The problem, some experts say, is that unrealistic optimism may lead patients to sign up for very early stage trials when the patients might make other choices if they really understood and completely absorbed the true risks and benefits.
To learn more about the attitudes of patients in early phase trials, which only test toxicity of drugs and aren't intended to have a therapeutic benefit, researchers surveyed 72 patients with advanced cancer. All had signed up for phase I or phase II drug trials, according to a report published in the January issue of the journal IRB: Ethics & Human Research.
The patients were asked several questions to determine whether they thought they were more likely to benefit from the new, unproven therapy than other people in the trial.
Almost 60 percent said they believed they would, even though "patients are given an informed consent form that states that the trial is not intended to offer a direct therapeutic benefit,” said Lynn A. Jansen, lead author of the new study and professor at the Center for Ethics in Health Care at the Oregon Health and Science University.
Still, it’s not surprising that patients hold out hope. People who participate in phase I trials have already tried every available medical intervention for their cancers, Jansen explained. So the only options open to them at this point are to participate in research studies or to seek hospice care.
Ultimately, the new findings create an ethical dilemma for researchers signing patients up for these early stage trials, Jansen said. It means that patients aren’t really giving informed consent, she explained. Even though a patient may parrot back the list of risks and benefits that have been explained to them, they may still have unrealistic expectations that the therapy is likely to help them.

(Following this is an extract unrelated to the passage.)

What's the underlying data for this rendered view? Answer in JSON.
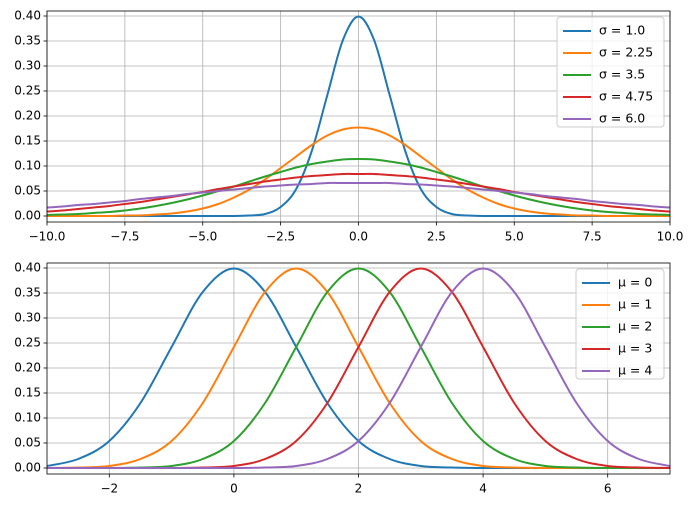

Jansen compares this kind of thinking to what smokers sometimes do. Though they read the risks listed on warning labels, some smokers believe that because of some factor — such as being young, exercising or eating healthy — the risks of lung cancer are lower for them. Newer anti-smoking ads try to make people see that the risks apply as much to them as anyone else.
In the new study, Jansen asked people to say whether they thought they would be more likely than other patients in the study to have their cancer controlled by the drug being tested. After finding that many did, the researchers followed up with individual interviews to try to understand why. “They often thought there was something they could do to control the outcome, such as make sure they followed all the researchers’ advice or be sure to come to all their appointments,” Jansen said.

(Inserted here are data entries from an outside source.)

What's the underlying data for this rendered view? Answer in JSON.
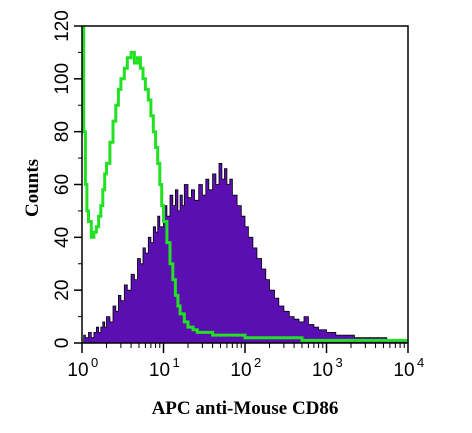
{
  "chart_data": {
    "type": "area",
    "title": "",
    "xlabel": "APC anti-Mouse CD86",
    "ylabel": "Counts",
    "x_scale": "log",
    "xlim": [
      1,
      10000
    ],
    "ylim": [
      0,
      120
    ],
    "x_ticks": [
      {
        "value": 1,
        "base": "10",
        "exp": "0"
      },
      {
        "value": 10,
        "base": "10",
        "exp": "1"
      },
      {
        "value": 100,
        "base": "10",
        "exp": "2"
      },
      {
        "value": 1000,
        "base": "10",
        "exp": "3"
      },
      {
        "value": 10000,
        "base": "10",
        "exp": "4"
      }
    ],
    "y_ticks": [
      "0",
      "20",
      "40",
      "60",
      "80",
      "100",
      "120"
    ],
    "grid": false,
    "legend": "none",
    "series": [
      {
        "style": "filled",
        "color": "#5b0fb3",
        "points": [
          [
            1.0,
            0
          ],
          [
            1.05,
            3
          ],
          [
            1.1,
            2
          ],
          [
            1.2,
            4
          ],
          [
            1.3,
            2
          ],
          [
            1.4,
            4
          ],
          [
            1.5,
            6
          ],
          [
            1.6,
            4
          ],
          [
            1.7,
            6
          ],
          [
            1.8,
            8
          ],
          [
            1.9,
            6
          ],
          [
            2.0,
            10
          ],
          [
            2.2,
            8
          ],
          [
            2.4,
            14
          ],
          [
            2.6,
            12
          ],
          [
            2.8,
            18
          ],
          [
            3.0,
            16
          ],
          [
            3.3,
            22
          ],
          [
            3.6,
            20
          ],
          [
            4.0,
            26
          ],
          [
            4.4,
            24
          ],
          [
            4.8,
            32
          ],
          [
            5.2,
            30
          ],
          [
            5.6,
            36
          ],
          [
            6.0,
            34
          ],
          [
            6.5,
            40
          ],
          [
            7.0,
            38
          ],
          [
            7.5,
            44
          ],
          [
            8.0,
            42
          ],
          [
            8.5,
            48
          ],
          [
            9.0,
            44
          ],
          [
            10,
            52
          ],
          [
            11,
            48
          ],
          [
            12,
            56
          ],
          [
            13,
            52
          ],
          [
            14,
            58
          ],
          [
            15,
            50
          ],
          [
            16,
            56
          ],
          [
            17,
            52
          ],
          [
            18,
            60
          ],
          [
            20,
            55
          ],
          [
            22,
            58
          ],
          [
            24,
            54
          ],
          [
            27,
            60
          ],
          [
            30,
            56
          ],
          [
            33,
            62
          ],
          [
            36,
            58
          ],
          [
            40,
            64
          ],
          [
            44,
            60
          ],
          [
            48,
            68
          ],
          [
            52,
            62
          ],
          [
            56,
            66
          ],
          [
            60,
            60
          ],
          [
            65,
            62
          ],
          [
            70,
            56
          ],
          [
            80,
            52
          ],
          [
            90,
            48
          ],
          [
            100,
            44
          ],
          [
            110,
            40
          ],
          [
            125,
            36
          ],
          [
            140,
            32
          ],
          [
            160,
            28
          ],
          [
            180,
            24
          ],
          [
            200,
            20
          ],
          [
            230,
            17
          ],
          [
            260,
            14
          ],
          [
            300,
            12
          ],
          [
            350,
            10
          ],
          [
            400,
            9
          ],
          [
            460,
            8
          ],
          [
            530,
            10
          ],
          [
            600,
            7
          ],
          [
            700,
            6
          ],
          [
            800,
            5
          ],
          [
            1000,
            4
          ],
          [
            1300,
            3
          ],
          [
            1700,
            3
          ],
          [
            2200,
            2
          ],
          [
            3000,
            2
          ],
          [
            4000,
            2
          ],
          [
            5500,
            1
          ],
          [
            7000,
            1
          ],
          [
            10000,
            0
          ]
        ]
      },
      {
        "style": "line",
        "color": "#22e022",
        "points": [
          [
            1.0,
            120
          ],
          [
            1.05,
            80
          ],
          [
            1.1,
            60
          ],
          [
            1.15,
            50
          ],
          [
            1.2,
            46
          ],
          [
            1.3,
            40
          ],
          [
            1.4,
            42
          ],
          [
            1.5,
            44
          ],
          [
            1.6,
            48
          ],
          [
            1.7,
            52
          ],
          [
            1.8,
            58
          ],
          [
            1.9,
            64
          ],
          [
            2.0,
            68
          ],
          [
            2.2,
            76
          ],
          [
            2.4,
            84
          ],
          [
            2.6,
            90
          ],
          [
            2.8,
            96
          ],
          [
            3.0,
            100
          ],
          [
            3.3,
            104
          ],
          [
            3.6,
            108
          ],
          [
            4.0,
            110
          ],
          [
            4.4,
            106
          ],
          [
            4.8,
            108
          ],
          [
            5.2,
            104
          ],
          [
            5.6,
            100
          ],
          [
            6.0,
            96
          ],
          [
            6.5,
            92
          ],
          [
            7.0,
            86
          ],
          [
            7.5,
            80
          ],
          [
            8.0,
            74
          ],
          [
            8.5,
            68
          ],
          [
            9.0,
            60
          ],
          [
            9.5,
            52
          ],
          [
            10,
            46
          ],
          [
            11,
            38
          ],
          [
            12,
            30
          ],
          [
            13,
            24
          ],
          [
            14,
            18
          ],
          [
            15,
            14
          ],
          [
            16,
            11
          ],
          [
            18,
            8
          ],
          [
            20,
            6
          ],
          [
            23,
            5
          ],
          [
            26,
            4
          ],
          [
            30,
            4
          ],
          [
            40,
            3
          ],
          [
            60,
            3
          ],
          [
            100,
            2
          ],
          [
            200,
            2
          ],
          [
            500,
            1
          ],
          [
            1000,
            1
          ],
          [
            3000,
            1
          ],
          [
            10000,
            0
          ]
        ]
      }
    ]
  }
}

Cancer specialists weren’t surprised to hear that patients were overly optimistic. And some weren’t convinced that that was a bad thing.
“If you want to think you are going to be the one in 50 or one in 100 people who gets helped by a therapy, I’m not going to take that away from you,” said Dr. Adam Brufsky, associate director for clinical investigation at the University of Pittsburgh’s Cancer Institute.

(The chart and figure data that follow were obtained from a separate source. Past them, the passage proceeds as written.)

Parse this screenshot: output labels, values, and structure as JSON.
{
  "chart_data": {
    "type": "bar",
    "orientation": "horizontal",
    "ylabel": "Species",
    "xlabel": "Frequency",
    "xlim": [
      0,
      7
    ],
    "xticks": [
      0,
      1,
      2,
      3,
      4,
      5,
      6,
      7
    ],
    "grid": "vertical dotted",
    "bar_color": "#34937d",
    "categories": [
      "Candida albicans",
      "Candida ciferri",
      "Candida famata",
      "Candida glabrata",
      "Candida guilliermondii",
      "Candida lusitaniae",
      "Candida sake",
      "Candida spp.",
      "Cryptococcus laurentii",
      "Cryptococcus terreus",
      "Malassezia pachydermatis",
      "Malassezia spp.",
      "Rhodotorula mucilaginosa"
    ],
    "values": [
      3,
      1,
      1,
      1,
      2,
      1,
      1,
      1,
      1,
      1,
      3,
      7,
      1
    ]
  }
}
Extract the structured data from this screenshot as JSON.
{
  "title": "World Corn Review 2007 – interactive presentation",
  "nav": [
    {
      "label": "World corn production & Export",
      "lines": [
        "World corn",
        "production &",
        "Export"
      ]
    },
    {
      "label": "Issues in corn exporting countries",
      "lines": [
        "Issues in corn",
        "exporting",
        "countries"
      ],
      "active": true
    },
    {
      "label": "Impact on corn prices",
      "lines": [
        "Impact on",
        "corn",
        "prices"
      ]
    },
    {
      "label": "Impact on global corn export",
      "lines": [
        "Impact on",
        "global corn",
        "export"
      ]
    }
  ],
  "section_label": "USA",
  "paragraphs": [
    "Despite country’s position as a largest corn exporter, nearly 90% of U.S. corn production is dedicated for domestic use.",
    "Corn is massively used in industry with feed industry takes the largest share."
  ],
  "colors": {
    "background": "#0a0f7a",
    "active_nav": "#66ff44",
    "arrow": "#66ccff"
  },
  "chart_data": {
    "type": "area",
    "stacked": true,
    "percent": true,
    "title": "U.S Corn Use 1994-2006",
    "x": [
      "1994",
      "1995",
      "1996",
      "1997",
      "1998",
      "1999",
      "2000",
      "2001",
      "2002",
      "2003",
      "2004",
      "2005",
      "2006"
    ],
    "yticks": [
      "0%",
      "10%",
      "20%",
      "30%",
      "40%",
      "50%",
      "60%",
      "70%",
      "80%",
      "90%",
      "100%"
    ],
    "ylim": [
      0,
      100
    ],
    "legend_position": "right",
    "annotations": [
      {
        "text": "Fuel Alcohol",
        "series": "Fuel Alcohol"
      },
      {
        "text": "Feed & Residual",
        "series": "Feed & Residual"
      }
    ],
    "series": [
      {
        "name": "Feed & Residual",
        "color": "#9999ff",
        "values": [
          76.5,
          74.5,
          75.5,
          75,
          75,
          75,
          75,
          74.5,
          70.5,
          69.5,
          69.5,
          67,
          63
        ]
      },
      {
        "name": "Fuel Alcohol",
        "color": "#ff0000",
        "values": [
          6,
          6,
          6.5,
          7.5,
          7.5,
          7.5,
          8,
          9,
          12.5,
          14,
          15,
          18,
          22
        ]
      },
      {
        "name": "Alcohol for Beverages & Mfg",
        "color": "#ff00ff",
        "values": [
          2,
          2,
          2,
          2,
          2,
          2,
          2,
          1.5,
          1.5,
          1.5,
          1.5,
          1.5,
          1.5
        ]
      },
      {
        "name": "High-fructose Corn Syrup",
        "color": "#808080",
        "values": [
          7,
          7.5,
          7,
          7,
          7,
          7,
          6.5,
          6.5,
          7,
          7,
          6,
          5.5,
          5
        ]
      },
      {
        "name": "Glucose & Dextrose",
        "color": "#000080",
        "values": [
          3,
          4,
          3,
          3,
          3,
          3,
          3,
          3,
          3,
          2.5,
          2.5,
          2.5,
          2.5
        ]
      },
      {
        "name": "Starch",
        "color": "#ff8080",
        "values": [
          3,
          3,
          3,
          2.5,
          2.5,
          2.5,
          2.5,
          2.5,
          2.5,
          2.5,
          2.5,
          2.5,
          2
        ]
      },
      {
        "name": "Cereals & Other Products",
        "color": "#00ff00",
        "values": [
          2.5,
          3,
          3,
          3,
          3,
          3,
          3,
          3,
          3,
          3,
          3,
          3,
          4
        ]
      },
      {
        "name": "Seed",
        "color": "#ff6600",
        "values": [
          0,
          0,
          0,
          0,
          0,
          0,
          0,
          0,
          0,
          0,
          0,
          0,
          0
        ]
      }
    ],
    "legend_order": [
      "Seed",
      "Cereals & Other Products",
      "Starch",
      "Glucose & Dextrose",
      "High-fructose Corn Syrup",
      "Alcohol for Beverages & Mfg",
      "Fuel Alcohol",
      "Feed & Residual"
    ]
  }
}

“By the time patients are signing up for Phase I trials, their only other option is palliative care. Some people choose that. They say they want to spend whatever time they have left doing what they want and not coming in for treatments and tests. But others say they want to go down fighting.”
Concerns about quality of life
For Dr. Thomas Strouse, the real concern is that unrealistically optimistic patients might ignore or decide not to report side effects fearing they’ll be dropped from the trial. This might lead to patients getting less pain management, said Strouse, a professor of clinical psychiatry at the University of California, Los Angeles. It could also result in skewed side effect results.
The other fear is that patients won’t opt for hospice care — and a better quality of life in their final months or weeks — because they haven’t admitted to themselves that they won’t get better, said Dr. Lynn Schuchter, chief of hematology/oncology at the Abramson Cancer Center at the University of Pennsylvania.
Ultimately, the effect that Jansen and her colleagues observed isn’t limited to cancer patients who take part in early phase clinical trials, Schuchter said.
“This occurs throughout the continuum in advanced cancer,” she explained. “Even when you explain that the response rate to a particular therapy might be 15 percent, you’ll see patients interpret those statistics with the same type of bias. Many will take the treatment even if the benefit is really low. They don’t really hear the negatives. And they latch on to whatever positives one says about a treatment.”
Still, Schuchter said she was impressed at how well the patients in the new study actually understood the benefits and risks described to them. “They got the message,” she said. “But at the end of the day, they were hopeful that they would be the patient who benefited from it.”